If my work in politics were ever rewarded with a single wish, it would be this: I never want to hear the phrase “special interests” again. The term is so completely meaningless and easily manipulated that it deserves to be purged, at least for the sake of clarity.

In New Haven, rather than identifying stereotypical large donors, “special interests” is a phrase that’s most often used to smear organizations with a particular vision of what a just, vibrant and inclusive city would look like. Determining what kind of city we should strive for and what organizations we should join with to realize that vision requires a broader — and clearer — understanding of who has stakes in Ward 1.

Ward 1 doesn’t have the power to swing a city election, and the Ward 1 alderman isn’t often called upon to cast a deciding vote. But the ward is the seat of New Haven’s largest employer, and its alderman often has the opportunity to take stands on progressive issues without risking a constituent backlash.

Yale’s Office of New Haven and State Affairs facilitates most of the programs Yale offers to the greater New Haven community, including the Yale Homebuyer Program, which helps University employees purchase their own homes; sponsorship of major city events like the Festival of Arts and Ideas; and a number of tutoring and mentoring programs that partner Yale students with New Haven youth. ONHSA has helped develop New Haven’s biotechnology industry and encouraged retail development in a buffer zone around the Yale campus.

These efforts serve the community, but Yale’s motivations are strategic as well as altruistic. ONHSA advertises its own work heavily in local publications and in empty storefronts owned by University Properties, and ONHSA employees often give money and other forms of support to local candidates who side with the University on controversial issues. Other Yale offices, including the Investments Office — which handles the University’s pension fund — help manage the resources the University invests in the community.

Locals 34 and 35, Yale’s clerical and technical employees unions, won new contracts in 2003, but it took them two strikes to achieve a compromise that would help lift retired union members out of poverty and give workers more job training. Like many other unions, they’ve advocated for the organization of employees of other industries in the city, most notably the workers at Yale-New Haven Hospital and graduate teachers at Yale. With Locals 34 and 35, these employees form the Federation of Hospital and University Employees. The Federation is a significant player in New Haven politics and remains largely independent of the New Haven Democratic Town Committee and Mayor John DeStefano Jr., though it has sometimes failed to act on issues like gay rights.

The Connecticut Center for a New Economy is a think tank allied with the Federation of Hospital and University Employees. It conducts research into the practices of employers and issues of economic and social justice in New Haven and in Hartford, and it hires and trains organizers to mobilize the communities affected by these issues. In recent years, CCNE has investigated and organized around the privatization of the New Haven Savings Bank, collections practices and misuse of free bed funds by Yale-New Haven Hospital as well as the kinds of economic development fostered in New Haven. CCNE has taken the model of union contracts and urged that social contracts be formed between major employers like Yale and the cities of which they are a part.

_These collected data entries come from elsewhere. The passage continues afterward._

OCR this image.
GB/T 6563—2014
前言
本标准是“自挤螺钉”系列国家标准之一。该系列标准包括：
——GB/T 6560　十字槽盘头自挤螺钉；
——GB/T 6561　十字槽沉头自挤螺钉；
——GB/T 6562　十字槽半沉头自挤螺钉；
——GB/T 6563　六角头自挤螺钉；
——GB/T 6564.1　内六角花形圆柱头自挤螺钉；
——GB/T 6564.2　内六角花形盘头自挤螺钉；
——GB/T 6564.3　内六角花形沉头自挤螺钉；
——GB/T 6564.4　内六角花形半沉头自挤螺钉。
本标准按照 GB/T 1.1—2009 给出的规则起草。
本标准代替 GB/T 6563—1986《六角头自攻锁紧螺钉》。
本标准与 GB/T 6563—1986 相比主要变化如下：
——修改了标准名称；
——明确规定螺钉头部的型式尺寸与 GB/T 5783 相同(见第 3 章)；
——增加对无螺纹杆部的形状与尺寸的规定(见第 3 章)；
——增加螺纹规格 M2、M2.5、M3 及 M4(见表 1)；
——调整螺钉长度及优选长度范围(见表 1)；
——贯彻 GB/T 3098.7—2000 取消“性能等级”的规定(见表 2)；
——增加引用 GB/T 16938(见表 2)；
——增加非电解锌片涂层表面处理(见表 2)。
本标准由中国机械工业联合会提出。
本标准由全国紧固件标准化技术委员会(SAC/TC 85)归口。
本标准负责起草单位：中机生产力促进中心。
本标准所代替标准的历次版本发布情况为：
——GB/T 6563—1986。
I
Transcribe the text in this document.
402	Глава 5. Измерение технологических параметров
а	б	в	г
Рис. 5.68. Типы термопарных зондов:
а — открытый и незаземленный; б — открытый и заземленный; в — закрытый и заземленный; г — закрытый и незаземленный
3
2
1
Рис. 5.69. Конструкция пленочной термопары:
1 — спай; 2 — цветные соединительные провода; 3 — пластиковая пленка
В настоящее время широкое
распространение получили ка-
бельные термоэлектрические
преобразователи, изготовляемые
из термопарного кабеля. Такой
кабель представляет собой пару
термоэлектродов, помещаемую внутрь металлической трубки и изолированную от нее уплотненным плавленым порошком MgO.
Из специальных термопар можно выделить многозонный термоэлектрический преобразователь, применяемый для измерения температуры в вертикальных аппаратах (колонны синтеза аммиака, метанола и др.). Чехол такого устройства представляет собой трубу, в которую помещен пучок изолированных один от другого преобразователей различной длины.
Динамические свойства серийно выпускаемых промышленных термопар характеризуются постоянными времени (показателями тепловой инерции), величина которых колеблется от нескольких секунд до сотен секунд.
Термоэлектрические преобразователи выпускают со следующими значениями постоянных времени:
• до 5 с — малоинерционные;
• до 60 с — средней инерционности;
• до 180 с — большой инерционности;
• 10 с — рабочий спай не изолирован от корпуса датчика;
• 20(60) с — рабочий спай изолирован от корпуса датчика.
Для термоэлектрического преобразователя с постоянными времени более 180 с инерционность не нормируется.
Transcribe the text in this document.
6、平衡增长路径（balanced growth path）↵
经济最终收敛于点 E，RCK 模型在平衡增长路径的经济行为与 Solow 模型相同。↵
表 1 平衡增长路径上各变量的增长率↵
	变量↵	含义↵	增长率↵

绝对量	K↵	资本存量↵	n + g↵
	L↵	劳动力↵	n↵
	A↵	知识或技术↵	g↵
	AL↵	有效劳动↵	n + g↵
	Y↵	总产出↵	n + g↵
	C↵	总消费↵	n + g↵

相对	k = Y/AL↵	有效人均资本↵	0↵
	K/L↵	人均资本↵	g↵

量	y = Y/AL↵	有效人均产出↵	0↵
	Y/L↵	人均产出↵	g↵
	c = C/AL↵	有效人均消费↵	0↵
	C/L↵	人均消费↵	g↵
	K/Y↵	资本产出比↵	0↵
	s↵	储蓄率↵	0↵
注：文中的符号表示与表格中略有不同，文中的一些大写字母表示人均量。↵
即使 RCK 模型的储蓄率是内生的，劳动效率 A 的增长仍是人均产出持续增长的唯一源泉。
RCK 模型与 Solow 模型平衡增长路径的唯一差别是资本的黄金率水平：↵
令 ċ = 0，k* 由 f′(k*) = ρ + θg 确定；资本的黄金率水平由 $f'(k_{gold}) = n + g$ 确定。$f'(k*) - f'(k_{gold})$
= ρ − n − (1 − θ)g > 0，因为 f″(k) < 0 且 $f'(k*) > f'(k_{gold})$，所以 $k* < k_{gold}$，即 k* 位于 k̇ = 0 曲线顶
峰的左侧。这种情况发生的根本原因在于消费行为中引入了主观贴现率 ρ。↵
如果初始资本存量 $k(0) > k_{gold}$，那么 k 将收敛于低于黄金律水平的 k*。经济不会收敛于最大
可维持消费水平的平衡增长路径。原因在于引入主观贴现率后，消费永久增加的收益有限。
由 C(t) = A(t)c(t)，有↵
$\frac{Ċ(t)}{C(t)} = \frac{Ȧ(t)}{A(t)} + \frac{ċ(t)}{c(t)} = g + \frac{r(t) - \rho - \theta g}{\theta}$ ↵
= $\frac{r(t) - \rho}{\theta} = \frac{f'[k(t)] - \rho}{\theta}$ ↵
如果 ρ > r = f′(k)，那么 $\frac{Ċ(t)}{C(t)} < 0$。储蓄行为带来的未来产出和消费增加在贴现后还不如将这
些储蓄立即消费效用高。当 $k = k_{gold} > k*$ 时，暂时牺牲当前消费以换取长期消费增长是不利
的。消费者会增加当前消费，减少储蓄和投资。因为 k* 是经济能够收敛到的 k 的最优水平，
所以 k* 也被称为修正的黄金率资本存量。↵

Community Organized for Responsible Development is an alliance of 23 New Haven faith-based groups, unions and community organizations that advocates a broad vision of responsible development. The organization was founded on the premise that major economic projects like the Yale-New Haven Hospital Cancer Center should proceed in partnership with the communities where they are located, taking into account local traffic patterns, affordable housing, environmental factors and subsidiary economic impacts. CORD advocates the use of community benefits agreements between developers and community organizations to resolve responsible development issues. One of the more unfortunate recent uses of “special interests” rhetoric has been to suggest that CORD is indifferent to the plight of cancer patients or is opposed to development of the cancer center.

None of these organizations is staffed and run exclusively by angels. All of them have subsidiary goals, whether it’s to organize another union or to win positive publicity for a major employer. And frankly, if purity is your standard for choosing allies or supporting a candidate, then politics will almost always be a disappointment. The great columnist Walter Lippmann once wrote that we had no choice but to build a better world from the brutal realities of earth; in partnering those brutal realities with a positive vision for change, perhaps we, and the allies we choose, can rise above them.



Alyssa Rosenberg is a senior in Silliman College. Her column appears on alternate Mondays.